The Vermont Film Commission created the Goldstone Award in 1999 in honor of James Goldstone, the first president of the Vermont Film Commission’s Board of Directors.
The award recognizes Jim’s exceptional service as a founding member of the Vermont Film Commission and as a dedicated advocate of independent filmmaking in Vermont.
Goldstone’s career spanned five decades. After graduating from Bennington College, his career took him to Los Angeles where he directed eleven feature films, including Rollercoaster starring Henry Fonda and Richard Widmark, and The Gang That Couldn’t Shoot Straight starring a young Robert DeNiro. His work in television included the pilot episode of Star Trek, entitled Where No Man Has Gone Before.

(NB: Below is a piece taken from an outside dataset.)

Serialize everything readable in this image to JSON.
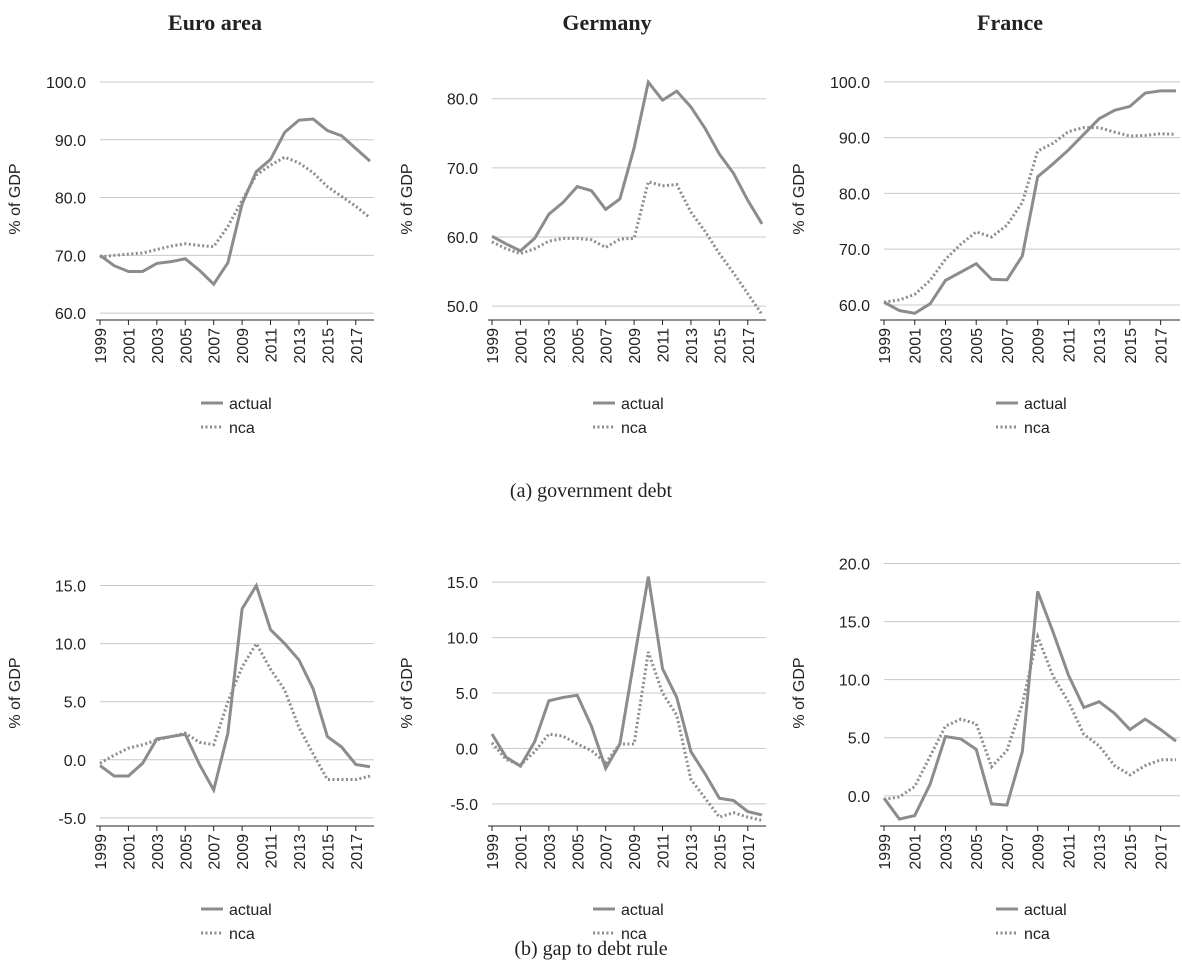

Goldstone won an Emmy for Best Director in 1981 for the television movie Kent State. He died of cancer at his home in Shaftsbury, Vermont on Nov. 5, 1999.
Previous recipients of the Goldstone Award include: Eleanor ‘Bobbie’ Lanahan in 2006 for The Naked Hitchhiker, Bill Simmon in 2007 for Digital Pamphleteer, Adam Beamer & Evan Beamer in 2008 for Knock Knock, Who’s There, and the award was split in 2009 between Meredith Holch for her animated film, Neighbors, and Cory Lovell for his documentary, Deer Tick.